Well, it is done: as of November 11, 2022, I finished and submitted my written capstone project for my Bachelor of Science in Business Administration in Management degree at Western Governors University. As of November 12 my work was evaluated, and I passed, finishing my coursework. No more undergrad for me! I’m done with it! Woohoo!
I started at Sophia Learning on August 4 of this year, continuing on through August 19, a total of 16 days where I completed 30 credits. I transferred these credits to Western Governors University, where I plugged away at much the same rate starting on October 1, continuing through November 11, a stint of 42 days. Put them together, and I spent a grand total of 58 days going from zero to a bachelor’s degree.
A breakneck pace compared to the norm, but that’s the beauty of competency-based education: if you demonstrate that you know what you need to know through the examinations (proctored tests, papers, videos, etc., depending on the course), you can get credit for it and move on. In my case I was able and willing to move extraordinarily fast; my advisor says I’ve set a new record among students she’s mentored. I can believe it.
WGU is no cream puff of a school: the work they demand is comparable in difficulty to what you’ll encounter at most brick-and-mortar colleges, and demands you do indeed know your stuff, to the point of being a slog at times. I read very fast, learn very fast, already knew most of the material, test very well, and had ample time to devote to my studies almost every single day, and 58 days was close to as fast as I could possibly do the work. Virtually anyone else would require much longer time, since my case was close to the theoretical optimum for academic acceleration.
At 42 days into my term, I completed my degree in more than enough time to do it in one term, which at WGU is six months, the period they charge tuition for, in this case around $3800. Add in the cost of my Sophia courses and my total for my entire bachelor’s degree comes to less than $4000. That is the cheapest way I know of to get a bachelor’s degree in the United States, and I’ve done it!
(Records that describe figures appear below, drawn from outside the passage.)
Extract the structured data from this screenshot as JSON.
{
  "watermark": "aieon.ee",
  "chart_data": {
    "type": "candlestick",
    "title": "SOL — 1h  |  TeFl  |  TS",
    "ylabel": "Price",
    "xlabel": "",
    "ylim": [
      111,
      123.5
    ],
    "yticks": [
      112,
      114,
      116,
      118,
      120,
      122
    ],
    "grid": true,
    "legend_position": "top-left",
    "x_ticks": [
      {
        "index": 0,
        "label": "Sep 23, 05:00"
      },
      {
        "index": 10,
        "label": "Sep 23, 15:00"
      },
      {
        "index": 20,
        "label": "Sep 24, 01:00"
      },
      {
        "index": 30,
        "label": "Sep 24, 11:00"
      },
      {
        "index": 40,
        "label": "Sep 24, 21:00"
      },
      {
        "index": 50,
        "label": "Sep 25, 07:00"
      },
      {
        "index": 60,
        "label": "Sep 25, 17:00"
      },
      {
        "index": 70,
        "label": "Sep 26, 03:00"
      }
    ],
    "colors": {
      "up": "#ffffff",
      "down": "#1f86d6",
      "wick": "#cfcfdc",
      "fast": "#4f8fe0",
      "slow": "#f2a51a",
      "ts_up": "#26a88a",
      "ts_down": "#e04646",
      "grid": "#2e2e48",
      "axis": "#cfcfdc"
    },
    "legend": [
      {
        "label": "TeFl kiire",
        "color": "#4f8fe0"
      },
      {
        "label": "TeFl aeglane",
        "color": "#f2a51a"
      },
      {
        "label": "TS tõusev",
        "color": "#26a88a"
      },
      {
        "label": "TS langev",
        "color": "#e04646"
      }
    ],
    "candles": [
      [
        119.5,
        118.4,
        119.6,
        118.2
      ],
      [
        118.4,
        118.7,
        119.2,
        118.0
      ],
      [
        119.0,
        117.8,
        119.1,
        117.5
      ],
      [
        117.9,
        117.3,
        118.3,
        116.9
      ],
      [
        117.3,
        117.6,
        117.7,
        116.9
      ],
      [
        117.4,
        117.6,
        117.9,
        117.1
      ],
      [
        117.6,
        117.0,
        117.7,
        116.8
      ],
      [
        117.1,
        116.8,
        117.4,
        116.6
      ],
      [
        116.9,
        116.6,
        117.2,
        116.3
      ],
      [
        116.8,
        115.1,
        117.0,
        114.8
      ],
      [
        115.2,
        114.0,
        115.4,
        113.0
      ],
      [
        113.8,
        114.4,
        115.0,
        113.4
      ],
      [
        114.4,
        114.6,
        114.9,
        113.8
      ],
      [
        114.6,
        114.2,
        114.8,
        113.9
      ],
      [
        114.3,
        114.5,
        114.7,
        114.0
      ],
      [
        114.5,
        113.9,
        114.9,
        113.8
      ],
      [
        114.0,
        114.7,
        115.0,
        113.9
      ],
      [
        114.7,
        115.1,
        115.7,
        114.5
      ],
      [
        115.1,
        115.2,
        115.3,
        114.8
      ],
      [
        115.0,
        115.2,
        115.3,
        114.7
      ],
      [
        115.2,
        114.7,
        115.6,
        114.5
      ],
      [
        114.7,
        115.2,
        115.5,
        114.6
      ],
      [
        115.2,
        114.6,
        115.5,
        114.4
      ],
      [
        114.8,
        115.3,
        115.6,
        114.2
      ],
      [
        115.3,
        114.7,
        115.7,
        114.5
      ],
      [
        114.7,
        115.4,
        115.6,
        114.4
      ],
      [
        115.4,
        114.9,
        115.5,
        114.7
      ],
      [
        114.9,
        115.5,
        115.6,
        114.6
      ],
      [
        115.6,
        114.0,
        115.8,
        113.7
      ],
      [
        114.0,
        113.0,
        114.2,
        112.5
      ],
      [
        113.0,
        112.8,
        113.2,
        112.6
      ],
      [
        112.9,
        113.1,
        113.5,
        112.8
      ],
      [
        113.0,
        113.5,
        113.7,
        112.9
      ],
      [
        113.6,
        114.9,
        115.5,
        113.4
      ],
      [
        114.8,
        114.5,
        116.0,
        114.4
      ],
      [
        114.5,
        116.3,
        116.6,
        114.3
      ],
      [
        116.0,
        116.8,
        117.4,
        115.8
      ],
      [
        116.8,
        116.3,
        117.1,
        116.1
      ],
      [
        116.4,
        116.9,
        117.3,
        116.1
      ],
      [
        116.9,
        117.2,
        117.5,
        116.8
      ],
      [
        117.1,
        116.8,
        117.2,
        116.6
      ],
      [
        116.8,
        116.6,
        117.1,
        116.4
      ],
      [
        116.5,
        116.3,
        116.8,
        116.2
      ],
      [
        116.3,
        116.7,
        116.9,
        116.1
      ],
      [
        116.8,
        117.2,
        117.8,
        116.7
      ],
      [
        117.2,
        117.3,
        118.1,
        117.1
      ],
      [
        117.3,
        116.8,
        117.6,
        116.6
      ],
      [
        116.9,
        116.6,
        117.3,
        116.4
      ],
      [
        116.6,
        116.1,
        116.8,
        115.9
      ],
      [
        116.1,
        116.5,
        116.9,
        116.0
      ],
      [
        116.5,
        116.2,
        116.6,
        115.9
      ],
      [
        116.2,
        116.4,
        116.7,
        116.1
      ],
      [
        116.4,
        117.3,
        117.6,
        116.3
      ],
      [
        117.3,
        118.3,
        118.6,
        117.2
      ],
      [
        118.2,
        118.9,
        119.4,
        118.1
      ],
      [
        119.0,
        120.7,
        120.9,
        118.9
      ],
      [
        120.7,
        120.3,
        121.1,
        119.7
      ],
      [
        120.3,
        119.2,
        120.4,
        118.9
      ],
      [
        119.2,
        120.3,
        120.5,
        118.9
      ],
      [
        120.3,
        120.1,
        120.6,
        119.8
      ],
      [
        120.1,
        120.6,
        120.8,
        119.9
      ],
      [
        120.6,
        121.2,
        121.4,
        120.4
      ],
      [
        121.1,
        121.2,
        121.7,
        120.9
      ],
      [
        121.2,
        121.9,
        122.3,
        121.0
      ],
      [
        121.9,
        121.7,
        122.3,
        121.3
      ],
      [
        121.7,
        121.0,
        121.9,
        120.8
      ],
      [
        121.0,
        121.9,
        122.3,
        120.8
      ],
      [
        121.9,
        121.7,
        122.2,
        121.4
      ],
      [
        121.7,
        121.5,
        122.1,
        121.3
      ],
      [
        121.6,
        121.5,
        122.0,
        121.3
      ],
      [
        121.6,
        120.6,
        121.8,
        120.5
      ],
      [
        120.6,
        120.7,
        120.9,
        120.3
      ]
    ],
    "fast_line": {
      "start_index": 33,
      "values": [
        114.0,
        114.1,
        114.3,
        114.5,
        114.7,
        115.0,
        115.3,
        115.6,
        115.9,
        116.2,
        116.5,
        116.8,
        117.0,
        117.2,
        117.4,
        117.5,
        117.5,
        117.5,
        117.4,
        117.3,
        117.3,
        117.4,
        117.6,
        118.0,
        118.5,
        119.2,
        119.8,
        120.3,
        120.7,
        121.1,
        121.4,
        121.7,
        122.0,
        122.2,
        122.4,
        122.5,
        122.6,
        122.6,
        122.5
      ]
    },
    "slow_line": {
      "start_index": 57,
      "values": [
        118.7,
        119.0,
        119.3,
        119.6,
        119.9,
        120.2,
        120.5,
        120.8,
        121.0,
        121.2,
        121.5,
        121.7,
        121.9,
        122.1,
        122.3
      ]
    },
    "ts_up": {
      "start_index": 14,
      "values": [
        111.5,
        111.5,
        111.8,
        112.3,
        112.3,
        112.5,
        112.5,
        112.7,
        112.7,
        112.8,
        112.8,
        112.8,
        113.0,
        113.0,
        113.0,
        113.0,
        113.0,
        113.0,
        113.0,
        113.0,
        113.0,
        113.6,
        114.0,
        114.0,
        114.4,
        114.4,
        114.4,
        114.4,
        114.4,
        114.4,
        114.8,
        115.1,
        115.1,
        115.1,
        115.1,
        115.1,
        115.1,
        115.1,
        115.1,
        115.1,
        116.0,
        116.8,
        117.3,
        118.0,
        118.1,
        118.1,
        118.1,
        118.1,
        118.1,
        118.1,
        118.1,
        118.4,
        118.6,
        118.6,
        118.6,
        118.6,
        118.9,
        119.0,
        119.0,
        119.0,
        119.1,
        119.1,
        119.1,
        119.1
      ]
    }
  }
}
It’s a bit of an expense in a year of big expenses for me, sure, but it’s an investment in my future, something I’ll always have.
And I intend to get more yet: after my graduation is completed, I intend to earn a Master of Business Administration from the same school, completing my higher education with a master’s-level credential. Going into this thing that was my real target: earning an MBA. Now it’s in my sights.
I don’t want to recapitulate everything I’ve already said about what I call my “degree quest”, which has ended in success as of yesterday, so I’ll link to every post I’ve made on the subject:
So Much Fear And Doubt For So Small A Paper (July 26)
Degree Quest: Day 4 (August 7)
Degree Quest: Day 16 (August 20)
Degree Quest: The Second Leg Looms (September 30)
Degree Quest: Day 33 (October 18)
It’ll seem a bit of a lifestyle change to have no coursework to do for the time being. Hehe. Well, I was looking forward to it all being over, and indeed looking back on it I’m glad it’s all finished and I have little else to do now than wait for my degree to arrive. My thoughts on my experiences from these other posts still stands, including my favorite courses: the ones I really liked were Principles of Management and Managing in a Global Business Environment at WGU, and Art History and Project Management at Sophia. All the rest ranged from just okay to blech.
I’ve been told that I’ll feel excited and so proud of myself once it all sinks in and I’m done with it, but really, I don’t feel much of anything at this stage other than relief that it’s over. Will I experience a bolt of enthusiasm, perhaps when I see my degree and have it in hand? Will I feel it as mere relief as I caught up to where I thought I’d already be in life, with the real pride coming, if at all, in me obtaining my MBA down the road? Who knows? I do know this much, however: as of now, I have joined the ranks of the 38% of Americans who have a bachelor’s degree. That much does make me feel good: moving to the next category up on the credential scale. It truly is an accomplishment, what I’ve done this year. It’s been a tough year for me, but that will always be one silver lining I can cherish.